Balancing security and QoE

This approach is already widely used by organizations that cannot tolerate performance problems, such as service providers and financial companies in areas such as fast trading. Given the constant growth of cyber threats, encryption, and distributed users and applications, organizations in every industry need to follow suit.

If you’re ready to implement continuous testing, here are four principles to keep in mind:

• Look beyond vendor data sheets. Organizations often devote significant effort to evaluating network security solutions before implementation, but surprisingly little to verifying their performance after deployment. It’s a good way to surprise. In too many cases, network and security organizations don’t even realize they have a performance problem until users start complaining.

• Mimic your unique environment. Even when the reported specifications of a security provider reflect reality, they are based on ideal conditions – no your Network. As you design your test scenarios, make sure you mimic the real-world production environment, with all applications and security controls configured as they would be for real users. You can then drill down into exactly what throughput looks like, what packages different network applications are experiencing, and ensure you’re supporting your business practice.

• Think like an attacker. Along these lines, to verify security effectiveness, make sure you test against a realistic set of threat vectors you want to protect against. Remember, attackers won’t just send basic threats; They will use evasions and obfuscations to try to hide what they are doing. Your network security simulations should do the same.

•Check and check again. The most important step you can take to balance network security with performance: adopt a posture of continuous evaluation. Start by identifying your baseline—what the environment looks like when everything is working as it should, when the security controls important to your business are active, and your users have a good quality of experience, QoE. Then, check against that baseline whenever something changes.

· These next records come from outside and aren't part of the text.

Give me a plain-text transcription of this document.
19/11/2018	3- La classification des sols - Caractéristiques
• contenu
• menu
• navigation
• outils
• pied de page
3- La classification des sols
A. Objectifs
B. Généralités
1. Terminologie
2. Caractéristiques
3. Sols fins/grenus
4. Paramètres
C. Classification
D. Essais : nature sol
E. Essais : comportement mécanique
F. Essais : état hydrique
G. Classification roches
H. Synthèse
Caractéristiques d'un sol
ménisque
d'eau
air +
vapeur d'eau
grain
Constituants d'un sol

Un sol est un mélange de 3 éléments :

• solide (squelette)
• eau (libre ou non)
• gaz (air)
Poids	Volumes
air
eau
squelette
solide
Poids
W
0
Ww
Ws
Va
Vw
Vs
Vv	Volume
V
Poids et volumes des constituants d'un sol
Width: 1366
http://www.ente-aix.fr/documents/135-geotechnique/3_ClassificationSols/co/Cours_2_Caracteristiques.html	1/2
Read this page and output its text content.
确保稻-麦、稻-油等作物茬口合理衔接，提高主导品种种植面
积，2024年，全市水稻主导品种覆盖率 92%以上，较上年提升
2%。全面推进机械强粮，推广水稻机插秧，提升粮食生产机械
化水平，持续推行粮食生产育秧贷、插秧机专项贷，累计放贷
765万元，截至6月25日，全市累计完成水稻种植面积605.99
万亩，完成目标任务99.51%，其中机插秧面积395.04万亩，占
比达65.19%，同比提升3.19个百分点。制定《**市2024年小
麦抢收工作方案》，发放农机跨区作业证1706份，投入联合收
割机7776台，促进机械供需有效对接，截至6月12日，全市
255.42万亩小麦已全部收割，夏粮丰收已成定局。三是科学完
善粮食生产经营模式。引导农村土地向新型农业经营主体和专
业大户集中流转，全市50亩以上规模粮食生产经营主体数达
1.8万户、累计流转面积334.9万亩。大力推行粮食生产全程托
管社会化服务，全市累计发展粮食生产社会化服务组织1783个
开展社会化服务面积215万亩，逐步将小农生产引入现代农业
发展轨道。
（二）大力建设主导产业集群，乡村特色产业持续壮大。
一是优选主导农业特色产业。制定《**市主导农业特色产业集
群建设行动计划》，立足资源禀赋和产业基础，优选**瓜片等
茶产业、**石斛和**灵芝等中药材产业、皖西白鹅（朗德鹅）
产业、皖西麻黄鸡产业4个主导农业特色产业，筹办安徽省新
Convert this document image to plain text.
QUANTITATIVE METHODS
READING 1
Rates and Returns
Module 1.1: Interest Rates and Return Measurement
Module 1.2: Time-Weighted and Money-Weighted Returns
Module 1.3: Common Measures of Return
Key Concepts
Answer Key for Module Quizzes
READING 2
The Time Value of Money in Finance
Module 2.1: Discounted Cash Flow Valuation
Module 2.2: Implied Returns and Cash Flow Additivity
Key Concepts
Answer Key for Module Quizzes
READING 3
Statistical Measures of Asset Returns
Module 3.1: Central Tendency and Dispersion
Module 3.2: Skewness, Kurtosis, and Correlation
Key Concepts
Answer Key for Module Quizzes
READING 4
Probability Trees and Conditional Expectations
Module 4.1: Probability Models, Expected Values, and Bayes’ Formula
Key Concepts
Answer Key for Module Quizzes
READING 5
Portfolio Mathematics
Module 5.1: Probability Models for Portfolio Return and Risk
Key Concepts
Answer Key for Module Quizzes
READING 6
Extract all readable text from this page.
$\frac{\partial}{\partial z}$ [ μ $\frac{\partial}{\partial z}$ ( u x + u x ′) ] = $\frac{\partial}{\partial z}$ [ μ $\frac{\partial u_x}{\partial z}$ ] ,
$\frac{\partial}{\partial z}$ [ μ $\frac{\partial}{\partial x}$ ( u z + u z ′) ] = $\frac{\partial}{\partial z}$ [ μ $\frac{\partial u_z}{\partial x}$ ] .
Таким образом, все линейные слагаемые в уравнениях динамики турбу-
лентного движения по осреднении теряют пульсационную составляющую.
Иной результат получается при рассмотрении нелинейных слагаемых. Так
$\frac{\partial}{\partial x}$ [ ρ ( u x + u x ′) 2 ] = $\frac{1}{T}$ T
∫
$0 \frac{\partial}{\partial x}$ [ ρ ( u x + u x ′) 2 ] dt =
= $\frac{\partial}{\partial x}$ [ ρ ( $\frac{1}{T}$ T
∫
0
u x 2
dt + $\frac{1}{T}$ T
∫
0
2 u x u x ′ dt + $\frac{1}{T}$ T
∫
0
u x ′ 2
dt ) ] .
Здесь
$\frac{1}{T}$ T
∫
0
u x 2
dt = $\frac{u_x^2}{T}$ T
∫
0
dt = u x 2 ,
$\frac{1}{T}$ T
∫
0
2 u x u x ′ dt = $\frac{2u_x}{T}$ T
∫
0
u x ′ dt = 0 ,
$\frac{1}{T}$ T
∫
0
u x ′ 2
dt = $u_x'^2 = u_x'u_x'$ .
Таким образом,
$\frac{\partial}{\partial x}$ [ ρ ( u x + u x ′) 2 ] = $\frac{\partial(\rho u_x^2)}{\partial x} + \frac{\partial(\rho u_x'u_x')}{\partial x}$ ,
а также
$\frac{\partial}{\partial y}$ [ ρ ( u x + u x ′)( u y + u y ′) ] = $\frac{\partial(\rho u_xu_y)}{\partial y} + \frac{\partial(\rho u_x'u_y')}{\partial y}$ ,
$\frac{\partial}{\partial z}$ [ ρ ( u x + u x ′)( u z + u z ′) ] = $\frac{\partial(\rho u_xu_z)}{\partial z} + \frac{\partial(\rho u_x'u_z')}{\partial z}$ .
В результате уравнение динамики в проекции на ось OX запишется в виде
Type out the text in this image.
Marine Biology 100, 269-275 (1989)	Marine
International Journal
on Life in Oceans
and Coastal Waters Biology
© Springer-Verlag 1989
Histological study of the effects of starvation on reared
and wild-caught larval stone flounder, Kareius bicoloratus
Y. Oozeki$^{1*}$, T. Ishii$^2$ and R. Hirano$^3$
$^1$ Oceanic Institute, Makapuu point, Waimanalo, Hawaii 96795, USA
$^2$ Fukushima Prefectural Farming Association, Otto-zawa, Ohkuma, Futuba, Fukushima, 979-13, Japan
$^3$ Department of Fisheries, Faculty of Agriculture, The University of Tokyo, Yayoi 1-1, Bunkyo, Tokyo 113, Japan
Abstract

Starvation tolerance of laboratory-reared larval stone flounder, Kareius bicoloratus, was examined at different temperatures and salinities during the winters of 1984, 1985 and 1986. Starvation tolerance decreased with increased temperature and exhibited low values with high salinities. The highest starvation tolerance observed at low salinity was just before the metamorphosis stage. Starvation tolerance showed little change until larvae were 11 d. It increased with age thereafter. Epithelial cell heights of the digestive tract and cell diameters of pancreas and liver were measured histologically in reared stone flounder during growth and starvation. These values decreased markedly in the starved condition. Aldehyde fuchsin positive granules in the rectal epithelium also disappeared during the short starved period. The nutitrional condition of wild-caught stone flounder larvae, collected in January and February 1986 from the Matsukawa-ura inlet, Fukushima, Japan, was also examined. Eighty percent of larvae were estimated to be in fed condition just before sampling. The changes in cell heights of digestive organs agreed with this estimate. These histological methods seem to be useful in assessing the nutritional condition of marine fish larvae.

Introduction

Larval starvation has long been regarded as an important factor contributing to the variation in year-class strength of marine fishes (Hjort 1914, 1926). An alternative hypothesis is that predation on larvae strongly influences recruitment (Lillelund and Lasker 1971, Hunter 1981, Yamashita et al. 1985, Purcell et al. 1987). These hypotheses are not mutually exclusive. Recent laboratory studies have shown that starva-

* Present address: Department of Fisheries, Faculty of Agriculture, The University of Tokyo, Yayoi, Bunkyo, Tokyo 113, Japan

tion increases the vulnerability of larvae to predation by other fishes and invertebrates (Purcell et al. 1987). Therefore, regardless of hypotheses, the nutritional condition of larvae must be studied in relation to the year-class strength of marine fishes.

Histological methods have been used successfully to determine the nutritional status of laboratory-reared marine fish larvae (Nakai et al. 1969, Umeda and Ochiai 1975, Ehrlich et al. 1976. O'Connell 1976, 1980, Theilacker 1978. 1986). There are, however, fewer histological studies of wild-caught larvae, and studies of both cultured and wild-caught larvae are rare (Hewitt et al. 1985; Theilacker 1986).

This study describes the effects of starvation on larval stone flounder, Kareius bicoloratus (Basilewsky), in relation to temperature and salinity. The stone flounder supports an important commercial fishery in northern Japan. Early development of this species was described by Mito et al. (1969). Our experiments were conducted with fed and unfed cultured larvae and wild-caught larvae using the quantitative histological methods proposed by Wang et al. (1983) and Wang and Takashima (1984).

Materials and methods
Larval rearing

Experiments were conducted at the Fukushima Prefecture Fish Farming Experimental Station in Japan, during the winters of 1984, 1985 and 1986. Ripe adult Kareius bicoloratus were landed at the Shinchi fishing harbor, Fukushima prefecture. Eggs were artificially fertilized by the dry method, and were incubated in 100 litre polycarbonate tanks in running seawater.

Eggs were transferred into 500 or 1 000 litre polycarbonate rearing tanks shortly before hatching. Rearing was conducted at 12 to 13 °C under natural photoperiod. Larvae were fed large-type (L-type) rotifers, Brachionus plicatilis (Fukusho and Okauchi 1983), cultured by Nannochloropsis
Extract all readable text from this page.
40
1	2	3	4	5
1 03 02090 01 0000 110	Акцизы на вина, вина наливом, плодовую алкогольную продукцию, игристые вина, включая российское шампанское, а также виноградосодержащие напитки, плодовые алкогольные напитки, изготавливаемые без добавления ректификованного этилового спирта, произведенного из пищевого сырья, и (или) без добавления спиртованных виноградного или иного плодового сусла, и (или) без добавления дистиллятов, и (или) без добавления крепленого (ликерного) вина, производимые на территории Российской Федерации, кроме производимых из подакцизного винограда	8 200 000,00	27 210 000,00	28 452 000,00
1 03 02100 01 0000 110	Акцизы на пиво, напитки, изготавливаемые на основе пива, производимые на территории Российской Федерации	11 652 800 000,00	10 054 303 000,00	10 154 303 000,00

Whether it’s a new network security solution, a software upgrade, a policy or configuration update, or any other change, you need to immediately measure the effects of the change on the user experience. Now you can spot problems right away – before your users. And because you’re measuring performance from multiple points around your environment, you can quickly look at why it’s happening.

By taking these steps, you may not permanently solve the problem of balancing network security with performance. But you solved it for today – and put the tools and procedures in place to continue to solve it in the future.

About the essay: Sashi Jeyaretnam is Senior Director of Product Management for Security Solutions, b spirant, British multinational telecommunications testing company based in Crawley, West Sussex, UK.